We will be using parts of the fantastic book R for Data Science (R4DS:2e) by Hadley Wickham, Mine Çetinkaya-Rundel, and Garrett Grolemund (O'Reilly Media, 2017); it is online and also available in hardcopy.

Slides

Slides can be found in the lectures folder on the website. Github renders the .md files nicely in the browser but some plots don't show up. To see those, you can download the .html versions which open in the browser (click on the file, click download button in the upper-right). You can also download the .Rpres files for easy copy-pasting of code, etc.

Motivation

Why R?

What does R have going for it? Dr. Wickham puts it well in the introduction to his other book, Advanced R:

  • It’s free, open source, and available on every major platform. As a result, if you do your analysis in R, anyone can easily replicate it.
  • A massive set of packages for statistical modelling, machine learning, visualisation, and importing and manipulating data. Whatever model or graphic you’re trying to do, chances are that someone has already tried to do it. At a minimum, you can learn from their efforts.
  • Cutting edge tools. Researchers in statistics and machine learning will often publish an R package to accompany their articles. This means immediate access to the very latest statistical techniques and implementations.
  • Deep-seated language support for data analysis. This includes features likes missing values, data frames, and subsetting.
  • A fantastic community. It is easy to get help from experts on the R-help mailing list, stackoverflow, or subject-specific mailing lists like R-SIG-mixed-models or ggplot2. You can also connect with other R learners via twitter, linkedin, and through many local user groups.
  • Powerful tools for communicating your results. R packages make it easy to produce html or pdf reports, or create interactive websites.
  • A strong foundation in functional programming. The ideas of functional programming are well suited to solving many of the challenges of data analysis. R provides a powerful and flexible toolkit which allows you to write concise yet descriptive code.
  • An IDE tailored to the needs of interactive data analysis and statistical programming.
  • Powerful metaprogramming facilities. R is not just a programming language, it is also an environment for interactive data analysis. Its metaprogramming capabilities allow you to write magically succinct and concise functions and provide an excellent environment for designing domain-specific languages.
  • Designed to connect to high-performance programming languages like C, Fortran, and C++.
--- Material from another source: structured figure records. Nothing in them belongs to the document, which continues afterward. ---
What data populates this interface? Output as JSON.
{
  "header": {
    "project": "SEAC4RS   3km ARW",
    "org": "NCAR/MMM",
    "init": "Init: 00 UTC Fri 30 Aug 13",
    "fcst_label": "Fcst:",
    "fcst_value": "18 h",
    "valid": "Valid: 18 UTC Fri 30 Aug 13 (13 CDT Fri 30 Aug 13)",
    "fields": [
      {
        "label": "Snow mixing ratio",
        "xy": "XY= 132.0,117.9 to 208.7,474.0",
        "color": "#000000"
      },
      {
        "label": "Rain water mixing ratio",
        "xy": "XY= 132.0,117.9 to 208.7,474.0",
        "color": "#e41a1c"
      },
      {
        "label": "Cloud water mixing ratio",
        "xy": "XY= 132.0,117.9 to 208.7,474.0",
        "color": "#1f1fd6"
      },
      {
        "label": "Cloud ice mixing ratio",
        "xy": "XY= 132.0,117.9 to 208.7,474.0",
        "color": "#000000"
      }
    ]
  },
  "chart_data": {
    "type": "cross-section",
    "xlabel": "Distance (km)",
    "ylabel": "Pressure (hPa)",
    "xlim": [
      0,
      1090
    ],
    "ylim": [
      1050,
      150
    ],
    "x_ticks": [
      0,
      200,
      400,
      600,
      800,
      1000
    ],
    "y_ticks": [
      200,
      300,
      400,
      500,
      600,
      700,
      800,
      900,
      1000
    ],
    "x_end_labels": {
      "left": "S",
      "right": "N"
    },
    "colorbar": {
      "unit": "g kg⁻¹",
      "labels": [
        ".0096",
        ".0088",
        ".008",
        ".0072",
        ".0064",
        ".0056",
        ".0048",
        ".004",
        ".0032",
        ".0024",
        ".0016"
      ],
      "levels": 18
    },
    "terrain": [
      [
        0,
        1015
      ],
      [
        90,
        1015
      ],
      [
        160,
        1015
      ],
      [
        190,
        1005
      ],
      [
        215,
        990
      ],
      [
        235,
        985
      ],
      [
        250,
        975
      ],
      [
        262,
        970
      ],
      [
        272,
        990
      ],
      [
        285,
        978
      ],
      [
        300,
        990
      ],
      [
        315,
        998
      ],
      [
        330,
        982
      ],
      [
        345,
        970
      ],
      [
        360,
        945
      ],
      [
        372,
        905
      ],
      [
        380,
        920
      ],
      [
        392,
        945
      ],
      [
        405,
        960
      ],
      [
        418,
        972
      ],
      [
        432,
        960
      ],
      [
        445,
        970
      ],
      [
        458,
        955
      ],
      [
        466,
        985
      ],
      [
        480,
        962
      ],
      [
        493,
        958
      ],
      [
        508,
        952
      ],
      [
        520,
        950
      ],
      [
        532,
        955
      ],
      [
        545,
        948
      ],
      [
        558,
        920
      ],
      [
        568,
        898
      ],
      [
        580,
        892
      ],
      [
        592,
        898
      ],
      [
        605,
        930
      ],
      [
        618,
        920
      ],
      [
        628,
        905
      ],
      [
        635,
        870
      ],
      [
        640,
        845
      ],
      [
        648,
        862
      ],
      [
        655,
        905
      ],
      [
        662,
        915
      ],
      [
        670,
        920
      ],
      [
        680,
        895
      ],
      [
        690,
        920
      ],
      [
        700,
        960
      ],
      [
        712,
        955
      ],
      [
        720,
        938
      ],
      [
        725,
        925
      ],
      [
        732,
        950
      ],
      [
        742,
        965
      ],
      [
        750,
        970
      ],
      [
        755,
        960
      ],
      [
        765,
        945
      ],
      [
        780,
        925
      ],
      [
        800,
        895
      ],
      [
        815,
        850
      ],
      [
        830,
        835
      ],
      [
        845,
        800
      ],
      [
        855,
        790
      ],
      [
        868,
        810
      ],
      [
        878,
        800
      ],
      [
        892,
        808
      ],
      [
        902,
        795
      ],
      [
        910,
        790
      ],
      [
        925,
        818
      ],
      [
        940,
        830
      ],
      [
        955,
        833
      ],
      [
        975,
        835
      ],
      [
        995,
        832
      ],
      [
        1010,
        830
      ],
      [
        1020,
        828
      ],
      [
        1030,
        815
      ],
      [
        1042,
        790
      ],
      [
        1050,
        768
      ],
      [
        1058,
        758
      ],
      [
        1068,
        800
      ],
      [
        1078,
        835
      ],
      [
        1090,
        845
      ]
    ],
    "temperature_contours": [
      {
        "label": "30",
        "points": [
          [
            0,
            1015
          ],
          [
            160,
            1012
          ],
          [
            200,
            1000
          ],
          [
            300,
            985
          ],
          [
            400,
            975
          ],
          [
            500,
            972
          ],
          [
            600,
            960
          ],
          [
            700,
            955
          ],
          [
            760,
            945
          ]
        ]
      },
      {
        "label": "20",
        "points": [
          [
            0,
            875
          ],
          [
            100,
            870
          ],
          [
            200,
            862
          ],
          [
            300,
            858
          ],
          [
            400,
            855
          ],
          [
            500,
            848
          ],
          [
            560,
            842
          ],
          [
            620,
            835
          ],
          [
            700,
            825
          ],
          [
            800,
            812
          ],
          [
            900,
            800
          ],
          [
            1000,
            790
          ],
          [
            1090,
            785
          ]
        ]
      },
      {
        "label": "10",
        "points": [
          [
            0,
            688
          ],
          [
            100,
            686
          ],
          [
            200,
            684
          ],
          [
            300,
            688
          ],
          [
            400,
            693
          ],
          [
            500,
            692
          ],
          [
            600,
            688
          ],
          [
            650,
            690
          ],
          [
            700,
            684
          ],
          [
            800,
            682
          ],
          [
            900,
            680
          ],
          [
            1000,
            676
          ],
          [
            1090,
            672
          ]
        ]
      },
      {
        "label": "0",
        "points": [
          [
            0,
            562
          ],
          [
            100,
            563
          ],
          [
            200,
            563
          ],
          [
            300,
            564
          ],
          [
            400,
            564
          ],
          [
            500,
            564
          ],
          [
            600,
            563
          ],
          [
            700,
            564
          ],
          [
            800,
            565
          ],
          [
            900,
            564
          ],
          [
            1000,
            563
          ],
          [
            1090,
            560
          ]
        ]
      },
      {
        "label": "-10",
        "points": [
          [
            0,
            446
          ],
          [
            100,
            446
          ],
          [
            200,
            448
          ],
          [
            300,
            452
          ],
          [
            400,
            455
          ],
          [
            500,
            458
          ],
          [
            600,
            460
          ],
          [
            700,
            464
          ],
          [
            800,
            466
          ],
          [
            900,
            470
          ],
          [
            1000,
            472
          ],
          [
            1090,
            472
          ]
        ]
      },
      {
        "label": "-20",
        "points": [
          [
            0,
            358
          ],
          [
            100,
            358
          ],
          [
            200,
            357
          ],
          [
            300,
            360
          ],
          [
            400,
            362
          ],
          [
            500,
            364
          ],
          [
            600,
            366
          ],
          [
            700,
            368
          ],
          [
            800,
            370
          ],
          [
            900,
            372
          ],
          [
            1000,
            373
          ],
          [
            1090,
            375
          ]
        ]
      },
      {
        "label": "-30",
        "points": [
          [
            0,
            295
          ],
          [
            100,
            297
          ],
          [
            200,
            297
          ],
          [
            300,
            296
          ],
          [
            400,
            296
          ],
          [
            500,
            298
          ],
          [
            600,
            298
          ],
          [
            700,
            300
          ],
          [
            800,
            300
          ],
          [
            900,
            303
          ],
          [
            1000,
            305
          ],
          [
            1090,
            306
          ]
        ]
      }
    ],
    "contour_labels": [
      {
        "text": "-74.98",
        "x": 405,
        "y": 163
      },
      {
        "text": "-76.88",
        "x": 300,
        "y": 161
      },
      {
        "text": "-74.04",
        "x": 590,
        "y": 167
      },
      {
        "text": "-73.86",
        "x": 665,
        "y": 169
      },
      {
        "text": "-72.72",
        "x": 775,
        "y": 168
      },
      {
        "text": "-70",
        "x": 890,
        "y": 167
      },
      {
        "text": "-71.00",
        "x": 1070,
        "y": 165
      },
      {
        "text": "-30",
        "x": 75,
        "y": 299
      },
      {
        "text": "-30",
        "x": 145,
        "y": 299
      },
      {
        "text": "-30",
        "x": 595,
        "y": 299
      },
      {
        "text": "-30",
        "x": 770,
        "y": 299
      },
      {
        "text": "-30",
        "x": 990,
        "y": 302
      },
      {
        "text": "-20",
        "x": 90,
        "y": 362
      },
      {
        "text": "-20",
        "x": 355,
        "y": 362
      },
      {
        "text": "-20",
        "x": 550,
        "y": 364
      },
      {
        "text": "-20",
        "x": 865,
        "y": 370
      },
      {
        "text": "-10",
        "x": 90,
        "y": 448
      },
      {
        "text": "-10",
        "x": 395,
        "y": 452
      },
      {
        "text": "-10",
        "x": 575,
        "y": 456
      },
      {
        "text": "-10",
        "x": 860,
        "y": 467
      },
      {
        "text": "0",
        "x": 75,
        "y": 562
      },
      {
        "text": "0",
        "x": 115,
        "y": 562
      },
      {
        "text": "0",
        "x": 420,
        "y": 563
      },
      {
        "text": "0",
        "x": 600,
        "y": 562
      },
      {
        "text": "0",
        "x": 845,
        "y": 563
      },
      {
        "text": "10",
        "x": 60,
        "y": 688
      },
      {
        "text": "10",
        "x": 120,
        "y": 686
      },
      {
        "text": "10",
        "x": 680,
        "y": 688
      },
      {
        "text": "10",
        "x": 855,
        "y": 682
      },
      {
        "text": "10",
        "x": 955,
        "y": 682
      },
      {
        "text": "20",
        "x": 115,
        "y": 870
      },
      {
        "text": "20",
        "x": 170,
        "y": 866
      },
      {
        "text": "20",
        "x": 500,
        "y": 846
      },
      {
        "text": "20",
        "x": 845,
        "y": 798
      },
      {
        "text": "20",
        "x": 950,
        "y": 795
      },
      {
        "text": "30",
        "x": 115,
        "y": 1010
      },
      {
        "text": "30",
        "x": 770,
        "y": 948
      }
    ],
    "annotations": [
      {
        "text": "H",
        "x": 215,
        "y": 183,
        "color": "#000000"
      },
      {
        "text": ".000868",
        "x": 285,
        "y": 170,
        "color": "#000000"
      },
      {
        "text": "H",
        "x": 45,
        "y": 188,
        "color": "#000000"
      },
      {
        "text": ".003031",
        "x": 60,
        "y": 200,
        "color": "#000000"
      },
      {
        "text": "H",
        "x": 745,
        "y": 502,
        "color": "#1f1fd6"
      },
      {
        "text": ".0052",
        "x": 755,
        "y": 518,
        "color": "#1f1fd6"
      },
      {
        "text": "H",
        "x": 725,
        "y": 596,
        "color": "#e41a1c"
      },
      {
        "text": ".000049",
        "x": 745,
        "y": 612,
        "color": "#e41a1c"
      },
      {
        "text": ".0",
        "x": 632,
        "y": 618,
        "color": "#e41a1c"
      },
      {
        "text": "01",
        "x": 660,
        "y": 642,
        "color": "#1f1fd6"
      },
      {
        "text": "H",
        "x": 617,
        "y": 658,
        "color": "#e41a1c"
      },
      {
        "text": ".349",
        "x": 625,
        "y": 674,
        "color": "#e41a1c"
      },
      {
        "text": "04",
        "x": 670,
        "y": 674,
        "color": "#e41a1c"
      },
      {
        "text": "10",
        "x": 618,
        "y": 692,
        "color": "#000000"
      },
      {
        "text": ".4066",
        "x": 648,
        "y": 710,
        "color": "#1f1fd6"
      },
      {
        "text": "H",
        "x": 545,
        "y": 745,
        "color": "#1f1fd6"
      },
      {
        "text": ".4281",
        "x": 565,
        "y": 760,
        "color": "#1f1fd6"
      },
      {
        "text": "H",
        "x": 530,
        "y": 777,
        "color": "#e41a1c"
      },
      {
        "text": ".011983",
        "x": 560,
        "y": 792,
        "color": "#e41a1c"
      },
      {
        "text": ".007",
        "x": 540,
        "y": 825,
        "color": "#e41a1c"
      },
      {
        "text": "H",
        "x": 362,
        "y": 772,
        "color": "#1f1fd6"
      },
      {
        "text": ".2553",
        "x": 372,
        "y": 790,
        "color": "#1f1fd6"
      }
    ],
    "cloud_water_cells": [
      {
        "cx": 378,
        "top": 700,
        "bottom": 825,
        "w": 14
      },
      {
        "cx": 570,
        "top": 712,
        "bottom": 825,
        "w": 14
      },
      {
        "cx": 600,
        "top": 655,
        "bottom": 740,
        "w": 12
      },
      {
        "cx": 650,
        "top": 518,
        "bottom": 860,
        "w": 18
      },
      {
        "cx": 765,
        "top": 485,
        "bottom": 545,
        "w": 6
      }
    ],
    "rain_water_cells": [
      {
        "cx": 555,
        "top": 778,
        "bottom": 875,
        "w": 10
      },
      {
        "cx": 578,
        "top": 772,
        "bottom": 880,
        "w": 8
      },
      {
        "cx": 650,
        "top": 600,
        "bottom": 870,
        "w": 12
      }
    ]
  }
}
Coming from SAS or excel, R can seem daunting. That's a perfectly normal feeling! R is a fully-fledged programming language that can handle a lot more than data analysis, so it is naturally a little more complicated. I promise you that it is worth the effort.

If you already have some experience programming, R may seem quirky and inefficient to you. That's also a normal feeling! You can find many hilarious takes on R's idiosyncrasies and problems scattered around the internet. Some of my favorites are:

Although some of the odd design choices are precisely what enable its most powerful features, there are certainly improvements that could be made.

Why tidyverse?

The tidyverse solves both of these problems: it makes R accessible to data analysts and cleaner for experienced programmers. It provides a consistent and principled framework for R programming that is easier to learn and produces code that is easier to maintain than base R.

Of course, the tidyverse and adjacent packages are not always the right tool for the job. Other useful packages and frameworks include:

  • data.table: fast data manipulation and rolling joins
  • zoo: functions for time-series data
  • Rcpp: helpers to write efficient C++ code that can be called by R

Furthermore, if you are writing your own package for the public, you may want to use base R as much as possible to reduce its dependency on other code.

All in all, though, the tidyverse provides by far the best unified interface to data anlysis in R. It should be your go-to toolbox, even if there are tools you have that don't fit in it.